C'est là qu'il mourut, le 13 août 1863. Ce nom de Furstenberg, quelque chose de désuet et d'aromatique s'en dégage, quelque chose de très romantique, en un mot.  Le cardinal Egon de Furstenberg, parce qu'il avait, en 1691, magnifiquement restauré et agrandi le vieux palais abbatial qui datait du XVIème siècle, offrit donc son nom à cette place que Delacroix, en venant y mourir, acheva de rendre célèbre dans le monde entier. Jenny Le Guillou, une vieille domestique, sa Françoise à lui, y veilla seule, et jusqu’au bout, son grand homme...

Dans son testament, Eugène Delacroix exigea qu'une vente aux enchères dispersât les trésors amassés. Quelle semaine ce fut, à l'Hôtel-Drouot, cette semaine de 1864, qui vit l'adjudication de milliers d'études et d'ébauches !  

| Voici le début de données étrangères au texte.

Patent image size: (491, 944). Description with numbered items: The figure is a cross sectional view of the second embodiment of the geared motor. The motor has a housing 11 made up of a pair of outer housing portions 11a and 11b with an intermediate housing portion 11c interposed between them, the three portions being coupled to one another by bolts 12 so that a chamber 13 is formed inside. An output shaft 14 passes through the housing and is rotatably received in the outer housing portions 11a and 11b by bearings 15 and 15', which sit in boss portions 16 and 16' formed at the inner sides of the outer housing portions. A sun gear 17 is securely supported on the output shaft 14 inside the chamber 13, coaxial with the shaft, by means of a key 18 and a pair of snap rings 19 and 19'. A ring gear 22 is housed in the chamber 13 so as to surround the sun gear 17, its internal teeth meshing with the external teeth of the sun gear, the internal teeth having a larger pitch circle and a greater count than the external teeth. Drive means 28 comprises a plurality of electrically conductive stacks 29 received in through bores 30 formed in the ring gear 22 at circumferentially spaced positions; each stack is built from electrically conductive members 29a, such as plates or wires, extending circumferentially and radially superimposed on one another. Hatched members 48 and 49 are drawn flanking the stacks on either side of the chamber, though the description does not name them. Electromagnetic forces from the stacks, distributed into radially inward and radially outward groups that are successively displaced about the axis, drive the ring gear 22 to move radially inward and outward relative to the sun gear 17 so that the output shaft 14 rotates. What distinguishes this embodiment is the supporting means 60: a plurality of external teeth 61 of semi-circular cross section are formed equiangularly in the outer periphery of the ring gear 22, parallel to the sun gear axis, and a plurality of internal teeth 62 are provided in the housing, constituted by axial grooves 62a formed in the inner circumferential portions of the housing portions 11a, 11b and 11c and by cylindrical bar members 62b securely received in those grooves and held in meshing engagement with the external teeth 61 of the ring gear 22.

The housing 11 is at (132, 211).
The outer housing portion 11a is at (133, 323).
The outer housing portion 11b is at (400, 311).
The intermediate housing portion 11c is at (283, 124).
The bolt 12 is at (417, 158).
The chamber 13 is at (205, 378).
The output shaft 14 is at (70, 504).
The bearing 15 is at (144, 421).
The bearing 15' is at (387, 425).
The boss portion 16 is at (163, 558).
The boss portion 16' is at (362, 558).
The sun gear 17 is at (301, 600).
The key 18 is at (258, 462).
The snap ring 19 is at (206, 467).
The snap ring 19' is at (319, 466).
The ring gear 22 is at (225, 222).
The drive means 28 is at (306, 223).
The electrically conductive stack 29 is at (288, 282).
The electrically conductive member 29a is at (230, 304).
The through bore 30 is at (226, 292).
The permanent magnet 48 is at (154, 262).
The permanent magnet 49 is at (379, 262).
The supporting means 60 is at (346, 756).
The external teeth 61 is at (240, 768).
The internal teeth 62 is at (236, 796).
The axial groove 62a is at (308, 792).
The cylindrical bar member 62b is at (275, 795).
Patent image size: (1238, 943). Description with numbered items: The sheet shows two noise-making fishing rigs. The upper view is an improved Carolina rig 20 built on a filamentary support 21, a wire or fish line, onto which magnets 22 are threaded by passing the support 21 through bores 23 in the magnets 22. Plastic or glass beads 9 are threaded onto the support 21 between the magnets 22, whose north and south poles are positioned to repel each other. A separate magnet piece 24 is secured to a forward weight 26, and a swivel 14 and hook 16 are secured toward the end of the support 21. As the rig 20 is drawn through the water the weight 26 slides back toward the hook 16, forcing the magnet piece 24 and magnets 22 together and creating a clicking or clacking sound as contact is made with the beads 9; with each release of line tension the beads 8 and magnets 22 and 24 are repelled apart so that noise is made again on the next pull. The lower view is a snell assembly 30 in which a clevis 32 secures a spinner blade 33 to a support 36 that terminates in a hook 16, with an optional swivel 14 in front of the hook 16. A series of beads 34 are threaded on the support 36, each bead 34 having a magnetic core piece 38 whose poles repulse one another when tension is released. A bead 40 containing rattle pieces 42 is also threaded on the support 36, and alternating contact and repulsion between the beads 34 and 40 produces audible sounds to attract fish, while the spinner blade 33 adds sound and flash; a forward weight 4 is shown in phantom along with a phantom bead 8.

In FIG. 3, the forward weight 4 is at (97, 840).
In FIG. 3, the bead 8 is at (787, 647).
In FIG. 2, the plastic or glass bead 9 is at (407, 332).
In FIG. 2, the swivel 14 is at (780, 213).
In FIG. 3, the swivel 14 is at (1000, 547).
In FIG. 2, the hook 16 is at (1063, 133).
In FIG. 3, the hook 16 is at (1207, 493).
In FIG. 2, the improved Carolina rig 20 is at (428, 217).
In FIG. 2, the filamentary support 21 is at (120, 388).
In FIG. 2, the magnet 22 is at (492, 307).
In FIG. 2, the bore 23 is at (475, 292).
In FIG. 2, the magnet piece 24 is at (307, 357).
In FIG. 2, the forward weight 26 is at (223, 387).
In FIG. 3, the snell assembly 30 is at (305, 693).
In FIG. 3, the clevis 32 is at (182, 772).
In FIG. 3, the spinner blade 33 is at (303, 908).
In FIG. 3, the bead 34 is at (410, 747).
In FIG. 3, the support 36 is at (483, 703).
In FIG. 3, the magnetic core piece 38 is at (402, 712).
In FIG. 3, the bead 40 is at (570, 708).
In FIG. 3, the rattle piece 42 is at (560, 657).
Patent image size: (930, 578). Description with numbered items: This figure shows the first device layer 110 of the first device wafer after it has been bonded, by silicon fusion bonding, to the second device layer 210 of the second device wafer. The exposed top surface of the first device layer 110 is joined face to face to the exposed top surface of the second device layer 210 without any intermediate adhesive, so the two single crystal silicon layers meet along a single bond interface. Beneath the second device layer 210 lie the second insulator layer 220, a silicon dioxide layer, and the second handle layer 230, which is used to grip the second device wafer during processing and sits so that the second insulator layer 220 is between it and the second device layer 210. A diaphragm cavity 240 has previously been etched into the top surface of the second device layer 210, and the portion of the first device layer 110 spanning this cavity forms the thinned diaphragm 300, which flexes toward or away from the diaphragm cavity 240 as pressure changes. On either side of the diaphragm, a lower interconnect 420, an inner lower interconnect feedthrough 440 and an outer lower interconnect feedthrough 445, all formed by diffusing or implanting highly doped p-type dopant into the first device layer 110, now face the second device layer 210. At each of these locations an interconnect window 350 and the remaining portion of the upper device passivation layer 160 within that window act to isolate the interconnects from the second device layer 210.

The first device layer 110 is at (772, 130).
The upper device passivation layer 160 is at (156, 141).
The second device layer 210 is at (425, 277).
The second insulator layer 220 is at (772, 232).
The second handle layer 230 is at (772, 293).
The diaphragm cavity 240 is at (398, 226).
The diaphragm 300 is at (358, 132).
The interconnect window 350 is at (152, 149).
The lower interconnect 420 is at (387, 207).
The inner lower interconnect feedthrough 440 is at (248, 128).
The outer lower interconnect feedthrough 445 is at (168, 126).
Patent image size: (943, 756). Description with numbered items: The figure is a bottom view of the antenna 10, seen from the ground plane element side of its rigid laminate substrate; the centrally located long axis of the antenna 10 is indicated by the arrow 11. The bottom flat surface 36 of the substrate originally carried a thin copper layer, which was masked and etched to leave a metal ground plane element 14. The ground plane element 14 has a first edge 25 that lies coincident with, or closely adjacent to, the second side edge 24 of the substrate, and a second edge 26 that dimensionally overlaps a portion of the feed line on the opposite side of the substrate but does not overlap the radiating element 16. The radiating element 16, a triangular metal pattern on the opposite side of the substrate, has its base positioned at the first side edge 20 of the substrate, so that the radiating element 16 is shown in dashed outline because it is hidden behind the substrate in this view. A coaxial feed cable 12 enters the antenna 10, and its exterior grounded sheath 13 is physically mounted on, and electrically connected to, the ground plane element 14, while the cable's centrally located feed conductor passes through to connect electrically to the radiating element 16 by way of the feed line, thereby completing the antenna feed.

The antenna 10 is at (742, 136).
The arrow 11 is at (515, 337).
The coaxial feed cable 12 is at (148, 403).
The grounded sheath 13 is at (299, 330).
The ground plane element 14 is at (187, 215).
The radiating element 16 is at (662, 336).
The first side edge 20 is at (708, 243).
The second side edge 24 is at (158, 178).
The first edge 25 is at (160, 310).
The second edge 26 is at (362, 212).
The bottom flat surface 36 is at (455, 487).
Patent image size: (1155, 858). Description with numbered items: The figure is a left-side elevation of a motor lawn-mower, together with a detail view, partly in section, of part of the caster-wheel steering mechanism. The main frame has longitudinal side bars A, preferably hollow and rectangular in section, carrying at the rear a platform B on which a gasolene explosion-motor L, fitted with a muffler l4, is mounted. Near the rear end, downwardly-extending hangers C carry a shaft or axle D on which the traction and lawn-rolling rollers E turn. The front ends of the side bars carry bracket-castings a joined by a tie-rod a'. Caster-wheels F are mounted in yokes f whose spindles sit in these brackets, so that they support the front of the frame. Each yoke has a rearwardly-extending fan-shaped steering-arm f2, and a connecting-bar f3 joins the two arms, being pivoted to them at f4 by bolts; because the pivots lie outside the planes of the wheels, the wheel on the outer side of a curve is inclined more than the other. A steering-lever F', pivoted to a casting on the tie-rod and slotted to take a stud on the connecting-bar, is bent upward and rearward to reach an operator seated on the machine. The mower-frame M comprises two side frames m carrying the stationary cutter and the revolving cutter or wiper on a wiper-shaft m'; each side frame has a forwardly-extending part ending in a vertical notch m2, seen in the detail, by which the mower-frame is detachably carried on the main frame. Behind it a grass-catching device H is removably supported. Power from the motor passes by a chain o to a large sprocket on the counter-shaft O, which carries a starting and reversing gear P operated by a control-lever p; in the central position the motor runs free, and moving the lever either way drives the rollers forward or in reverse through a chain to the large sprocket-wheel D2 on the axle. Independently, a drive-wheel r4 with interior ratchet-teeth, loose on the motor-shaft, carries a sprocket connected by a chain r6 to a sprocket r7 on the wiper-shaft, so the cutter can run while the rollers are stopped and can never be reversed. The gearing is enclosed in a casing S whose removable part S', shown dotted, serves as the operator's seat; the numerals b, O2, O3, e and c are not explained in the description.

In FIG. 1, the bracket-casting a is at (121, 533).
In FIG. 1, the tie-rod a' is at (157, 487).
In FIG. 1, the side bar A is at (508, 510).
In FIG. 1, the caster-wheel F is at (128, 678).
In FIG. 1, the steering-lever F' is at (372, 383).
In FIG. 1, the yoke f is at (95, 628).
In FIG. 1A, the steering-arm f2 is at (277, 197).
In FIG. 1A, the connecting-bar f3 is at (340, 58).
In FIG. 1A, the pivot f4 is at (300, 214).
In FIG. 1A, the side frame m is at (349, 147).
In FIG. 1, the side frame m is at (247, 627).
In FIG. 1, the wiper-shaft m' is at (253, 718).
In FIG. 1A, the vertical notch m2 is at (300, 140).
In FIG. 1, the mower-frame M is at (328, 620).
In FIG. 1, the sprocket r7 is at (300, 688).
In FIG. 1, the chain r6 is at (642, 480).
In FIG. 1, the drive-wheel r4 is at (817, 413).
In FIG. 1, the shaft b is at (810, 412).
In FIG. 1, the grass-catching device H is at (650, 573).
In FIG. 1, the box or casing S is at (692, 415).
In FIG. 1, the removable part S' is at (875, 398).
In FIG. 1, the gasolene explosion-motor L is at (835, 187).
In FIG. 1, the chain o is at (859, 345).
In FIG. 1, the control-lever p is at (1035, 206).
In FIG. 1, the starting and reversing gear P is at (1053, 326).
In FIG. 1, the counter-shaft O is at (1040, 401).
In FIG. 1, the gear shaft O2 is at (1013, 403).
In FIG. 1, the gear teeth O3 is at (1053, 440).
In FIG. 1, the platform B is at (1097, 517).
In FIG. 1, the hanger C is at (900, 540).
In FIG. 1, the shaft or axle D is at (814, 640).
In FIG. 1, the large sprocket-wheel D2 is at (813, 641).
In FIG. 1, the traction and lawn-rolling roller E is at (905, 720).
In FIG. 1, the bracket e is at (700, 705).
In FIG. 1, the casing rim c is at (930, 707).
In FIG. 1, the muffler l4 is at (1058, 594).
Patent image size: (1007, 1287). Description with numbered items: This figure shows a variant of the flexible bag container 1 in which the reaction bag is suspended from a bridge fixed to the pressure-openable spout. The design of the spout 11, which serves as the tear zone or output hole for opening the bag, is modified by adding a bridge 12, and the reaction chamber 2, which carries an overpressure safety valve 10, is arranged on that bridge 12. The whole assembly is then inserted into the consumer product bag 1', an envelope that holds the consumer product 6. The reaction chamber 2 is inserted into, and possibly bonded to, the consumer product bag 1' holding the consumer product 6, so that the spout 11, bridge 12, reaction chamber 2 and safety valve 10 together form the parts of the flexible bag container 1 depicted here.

On le donna comme fils de Talleyrand. Il aura été le plus littéraire des peintres français, ami de Stendhal, phare de Baudelaire : c'est pourquoi sur le verso du billet de Lucien Fontanarosa qui le représente devant sa maison, il tient une longue plume, comme pour prolonger la rédaction de son Journal entrepris un jour de septembre 1822 (« je serai donc vrai, je l'espère ») et suspendu un autre de juin 1863 (« le premier mérite d'un tableau est d'être une fête pour l'œil »).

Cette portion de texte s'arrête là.